If one is so inclined into calling major tops and bottoms in the markets it will become quickly apparent that with some practice, calling bottoms is much easier than calling tops. In recent times the March 2009 and October 2010 bottoms were on a relative scale much easier to call and much easier to handle than the July 2007 and May 2011 tops. A couple of things are at play in these scenarios: 1) most investors are either long all the time or get long well before the bottom, this leaves little competition for action on the real bottom day, a few people step in and away the market goes, and 2) most investors are never looking for a top and keep buying in spite of obvious warnings, making the decline always appear as a big surprise to them.
When we look at the details of these tops and bottoms using weekly data we see that it took almost a year between the top in the week of July 20, 2007 and the week that the market dropped 20 percent in the week of July 11, 2008. The top in the week of May 6 2011 was not realized with a 20 percent drop until five months later in the week of October 7 2011. Looking at the bottoms, however, we see how fast everyone piles on after the market starts up.

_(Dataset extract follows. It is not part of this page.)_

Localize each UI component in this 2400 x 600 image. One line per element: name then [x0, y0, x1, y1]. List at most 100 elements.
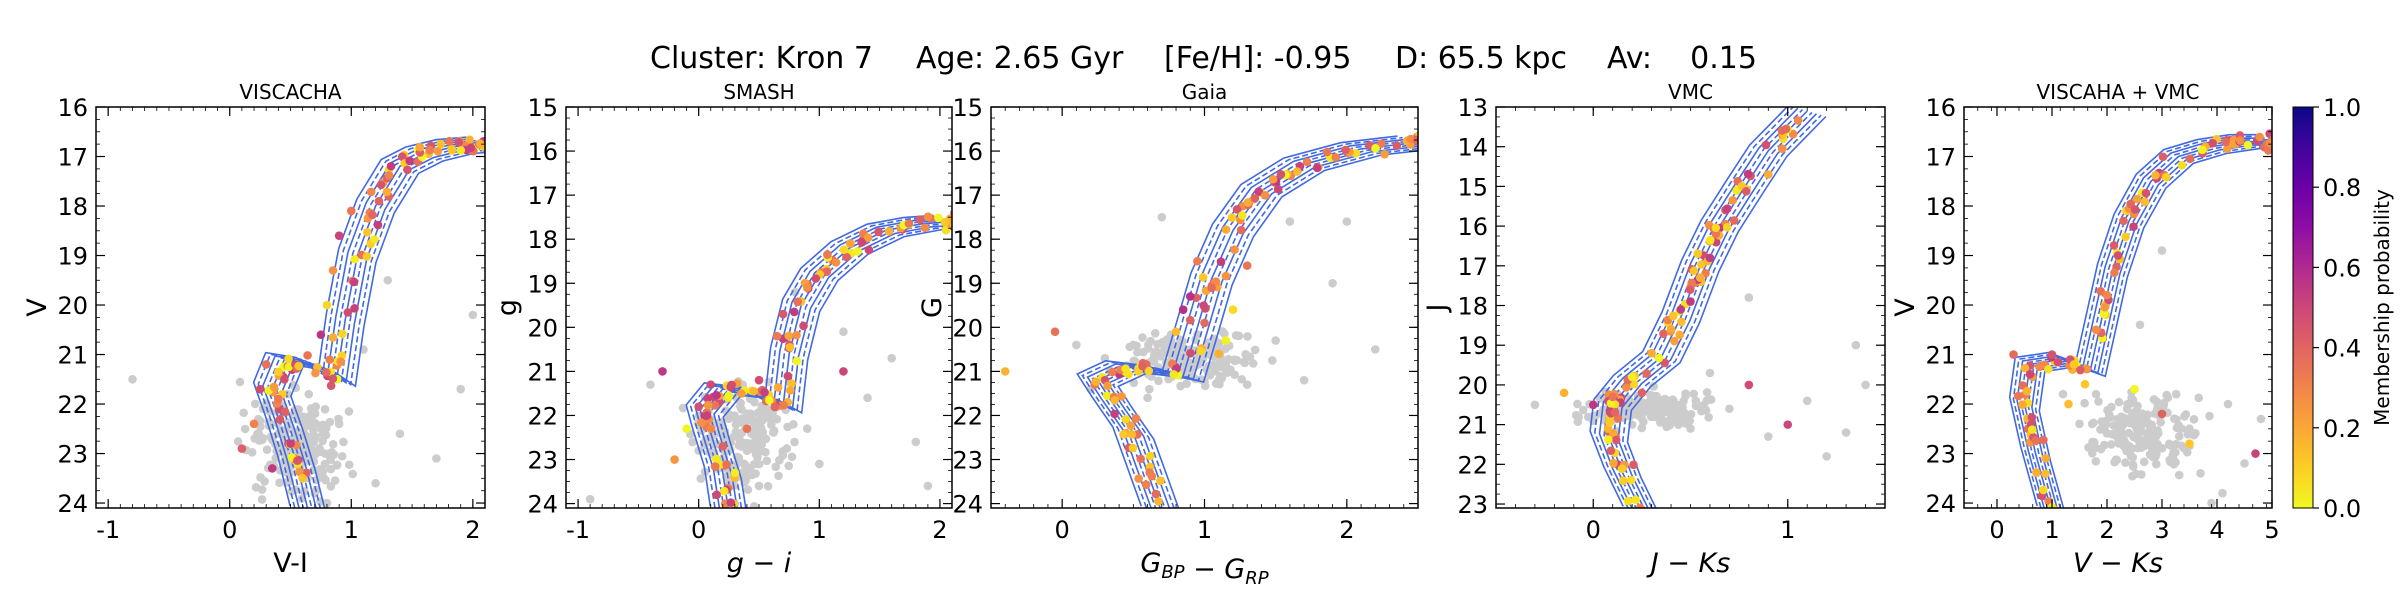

The rally after the bottom in the week of March 6 2009 took only 21 days until the week of March 27, 2009 to see a 20 percent rally and the bottom in the week of October 7, 2011 also took only 21 days to realize by being up 20 percent in the week of October 28, 2011.
The point is, tops happen and the market and CNBC don’t realize it until much of the damage has already happened. The current situation is even more problematic, the top appeared to occur on March 27, 2012, we are out almost a month and there is little unanimity of whether that was a top, and history says that is normal. Part of the problem is that since 1987, the FED has been very involved in markets and while they cannot keep the eventual sell-off from happening they do make it difficult to call the eventual moves.